Relator da CPI da Covid anuncia nova fase e diz que algumas testemunhas passarão a ser investigadas

Renan Calheiros não indicou quem deve ser atingido com a mudança de condição. O relator também fez críticas ao presidente da República e disse que Bolsonaro 'induz a continuidade desse morticínio'.
Sabado, 12 de Junho de 2021 - 09:10

O relator da Comissão Parlamentar de Inquérito (CPI) da Covid, senador Renan Calheiros (MDB-AL), afirmou nesta sexta-feira (11) que a comissão vai “evoluir” de fase e mudar a condição de testemunhas para a de investigados de algumas pessoas que já prestaram depoimento. O relator, no entanto, não indicou quem deve ser atingido com a mudança de condição.

A comissão de inquérito investiga ações e omissões do governo federal no enfrentamento à pandemia. Até o momento, doze testemunhas já foram ouvidas na CPI, entre elas o atual ministro da saúde, Marcelo Queiroga, e os ex-ministros da pasta Nelson Teich e Luiz Henrique Mandetta.

“Eu queria aproveitar a oportunidade para comunicar que nós estamos ultimando estudos para evoluir de fase na investigação. A partir de agora, nós vamos, com relação a algumas pessoas que por aqui já passaram, tirá-las da condição de testemunha e colocá-las definitivamente na condição de investigadas”, afirmou Renan Calheiros.

A medida, segundo ele, serve para demonstrar “a fase seguinte do aprofundamento da nossa investigação”.

“Nós precisamos saber o que aconteceu e o que poderia ter sido feito diferentemente para diminuir o número de vidas perdidas. Porque esta CPI tem feito a sua parte, cumprido o seu papel, mas do ponto de vista do que é sua obrigação, que é dissuadir, inibir os fatos, ela não tem conseguido atingir o seu objetivo”, afirmou o relator.

A declaração foi feita após Renan criticar posicionamentos recentes do presidente Jair Bolsonaro, entre eles, o fim da obrigatoriedade do uso de máscaras de proteção por vacinados e pessoas que já tiveram Covid-19.

“Nós temos um Jim Jones na Presidência da República. A diferença é que o americano induziu ao suicídio, e o que está na Presidência da República do Brasil induz a continuidade dessa tragédia e desse morticínio. Isso não pode continuar a acontecer”, afirmou o relator.

Jim Jones era um pastor e fundador do Templo Popular, uma seita pentecostal cristã de orientação socialista. Em 18 de novembro de 1978, 918 pessoas morreram em um misto de suicídio coletivo e assassinatos em Jonestown, uma comuna fundada por Jones.

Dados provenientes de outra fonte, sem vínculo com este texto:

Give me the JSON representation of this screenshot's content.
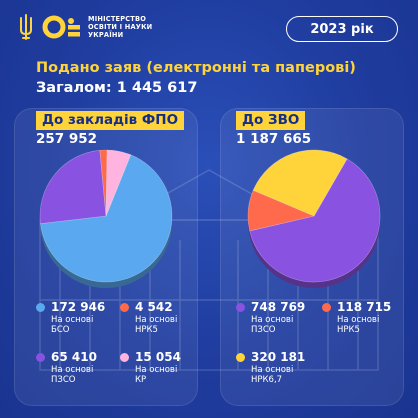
{
  "header": {
    "ministry_lines": [
      "МІНІСТЕРСТВО",
      "ОСВІТИ І НАУКИ",
      "УКРАЇНИ"
    ],
    "year": "2023 рік"
  },
  "titles": {
    "main": "Подано заяв (електронні та паперові)",
    "total": "Загалом: 1 445 617"
  },
  "colors": {
    "background": "#1f3c9e",
    "accent": "#ffd43b",
    "bso": "#5aa9f0",
    "pzso": "#8a52e0",
    "nrk5": "#ff6a4d",
    "kr": "#ffb3df",
    "nrk67": "#ffd43b"
  },
  "chart_data": [
    {
      "type": "pie",
      "title": "До закладів ФПО",
      "total": "257 952",
      "slices": [
        {
          "label": "На основі БСО",
          "value": 172946,
          "display": "172 946",
          "color": "#5aa9f0"
        },
        {
          "label": "На основі ПЗСО",
          "value": 65410,
          "display": "65 410",
          "color": "#8a52e0"
        },
        {
          "label": "На основі НРК5",
          "value": 4542,
          "display": "4 542",
          "color": "#ff6a4d"
        },
        {
          "label": "На основі КР",
          "value": 15054,
          "display": "15 054",
          "color": "#ffb3df"
        }
      ]
    },
    {
      "type": "pie",
      "title": "До ЗВО",
      "total": "1 187 665",
      "slices": [
        {
          "label": "На основі ПЗСО",
          "value": 748769,
          "display": "748 769",
          "color": "#8a52e0"
        },
        {
          "label": "На основі НРК5",
          "value": 118715,
          "display": "118 715",
          "color": "#ff6a4d"
        },
        {
          "label": "На основі НРК6,7",
          "value": 320181,
          "display": "320 181",
          "color": "#ffd43b"
        }
      ]
    }
  ]
}
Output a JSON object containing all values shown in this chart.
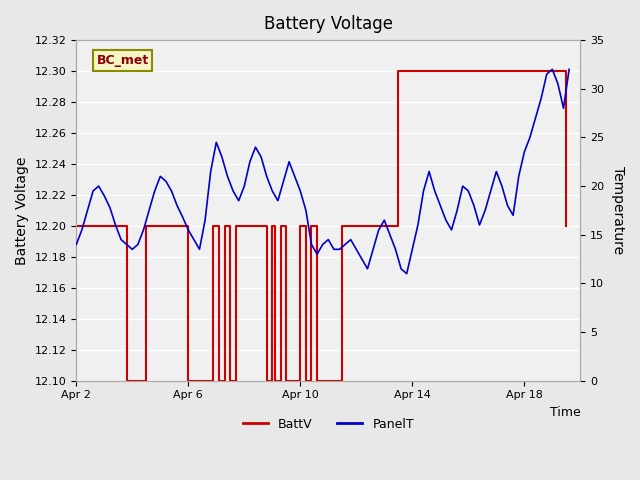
{
  "title": "Battery Voltage",
  "xlabel": "Time",
  "ylabel_left": "Battery Voltage",
  "ylabel_right": "Temperature",
  "ylim_left": [
    12.1,
    12.32
  ],
  "ylim_right": [
    0,
    35
  ],
  "yticks_left": [
    12.1,
    12.12,
    12.14,
    12.16,
    12.18,
    12.2,
    12.22,
    12.24,
    12.26,
    12.28,
    12.3,
    12.32
  ],
  "yticks_right": [
    0,
    5,
    10,
    15,
    20,
    25,
    30,
    35
  ],
  "xtick_labels": [
    "Apr 2",
    "Apr 6",
    "Apr 10",
    "Apr 14",
    "Apr 18"
  ],
  "xtick_positions": [
    2,
    6,
    10,
    14,
    18
  ],
  "xlim": [
    2,
    20
  ],
  "annotation_text": "BC_met",
  "bg_color": "#e8e8e8",
  "plot_bg_color": "#f0f0f0",
  "battv_color": "#cc0000",
  "panelt_color": "#0000cc",
  "grid_color": "#ffffff",
  "legend_battv": "BattV",
  "legend_panelt": "PanelT",
  "battv_data": {
    "x": [
      2.0,
      2.0,
      3.8,
      3.8,
      4.5,
      4.5,
      6.0,
      6.0,
      6.9,
      6.9,
      7.1,
      7.1,
      7.3,
      7.3,
      7.5,
      7.5,
      7.7,
      7.7,
      8.8,
      8.8,
      9.0,
      9.0,
      9.1,
      9.1,
      9.3,
      9.3,
      9.5,
      9.5,
      10.0,
      10.0,
      10.2,
      10.2,
      10.4,
      10.4,
      10.6,
      10.6,
      11.5,
      11.5,
      13.5,
      13.5,
      19.5,
      19.5
    ],
    "y": [
      12.2,
      12.2,
      12.2,
      12.1,
      12.1,
      12.2,
      12.2,
      12.1,
      12.1,
      12.2,
      12.2,
      12.1,
      12.1,
      12.2,
      12.2,
      12.1,
      12.1,
      12.2,
      12.2,
      12.1,
      12.1,
      12.2,
      12.2,
      12.1,
      12.1,
      12.2,
      12.2,
      12.1,
      12.1,
      12.2,
      12.2,
      12.1,
      12.1,
      12.2,
      12.2,
      12.1,
      12.1,
      12.2,
      12.2,
      12.3,
      12.3,
      12.2
    ]
  },
  "panelt_data": {
    "x": [
      2.0,
      2.2,
      2.4,
      2.6,
      2.8,
      3.0,
      3.2,
      3.4,
      3.6,
      3.8,
      4.0,
      4.2,
      4.4,
      4.6,
      4.8,
      5.0,
      5.2,
      5.4,
      5.6,
      5.8,
      6.0,
      6.2,
      6.4,
      6.6,
      6.8,
      7.0,
      7.2,
      7.4,
      7.6,
      7.8,
      8.0,
      8.2,
      8.4,
      8.6,
      8.8,
      9.0,
      9.2,
      9.4,
      9.6,
      9.8,
      10.0,
      10.2,
      10.4,
      10.6,
      10.8,
      11.0,
      11.2,
      11.4,
      11.6,
      11.8,
      12.0,
      12.2,
      12.4,
      12.6,
      12.8,
      13.0,
      13.2,
      13.4,
      13.6,
      13.8,
      14.0,
      14.2,
      14.4,
      14.6,
      14.8,
      15.0,
      15.2,
      15.4,
      15.6,
      15.8,
      16.0,
      16.2,
      16.4,
      16.6,
      16.8,
      17.0,
      17.2,
      17.4,
      17.6,
      17.8,
      18.0,
      18.2,
      18.4,
      18.6,
      18.8,
      19.0,
      19.2,
      19.4,
      19.6
    ],
    "y": [
      14.0,
      15.5,
      17.5,
      19.5,
      20.0,
      19.0,
      17.8,
      16.0,
      14.5,
      14.0,
      13.5,
      14.0,
      15.5,
      17.5,
      19.5,
      21.0,
      20.5,
      19.5,
      18.0,
      16.8,
      15.5,
      14.5,
      13.5,
      16.5,
      21.5,
      24.5,
      23.0,
      21.0,
      19.5,
      18.5,
      20.0,
      22.5,
      24.0,
      23.0,
      21.0,
      19.5,
      18.5,
      20.5,
      22.5,
      21.0,
      19.5,
      17.5,
      14.0,
      13.0,
      14.0,
      14.5,
      13.5,
      13.5,
      14.0,
      14.5,
      13.5,
      12.5,
      11.5,
      13.5,
      15.5,
      16.5,
      15.0,
      13.5,
      11.5,
      11.0,
      13.5,
      16.0,
      19.5,
      21.5,
      19.5,
      18.0,
      16.5,
      15.5,
      17.5,
      20.0,
      19.5,
      18.0,
      16.0,
      17.5,
      19.5,
      21.5,
      20.0,
      18.0,
      17.0,
      21.0,
      23.5,
      25.0,
      27.0,
      29.0,
      31.5,
      32.0,
      30.5,
      28.0,
      32.0
    ]
  }
}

Bolsonaro não é alvo formal da CPI – o próprio relator entende que a comissão de inquérito não tem a prerrogativa de convocar o presidente da República. No entanto, auxiliares e ex-auxiliares diretos do presidente no enfrentamento à pandemia já prestaram depoimento. Todos eles falaram na condição de testemunha.

Por outro lado, cabe à CPI, ao fim dos trabalhos, caso constate irregularidades, pedir o indiciamento e a responsabilização de entes públicos ao Ministério Público.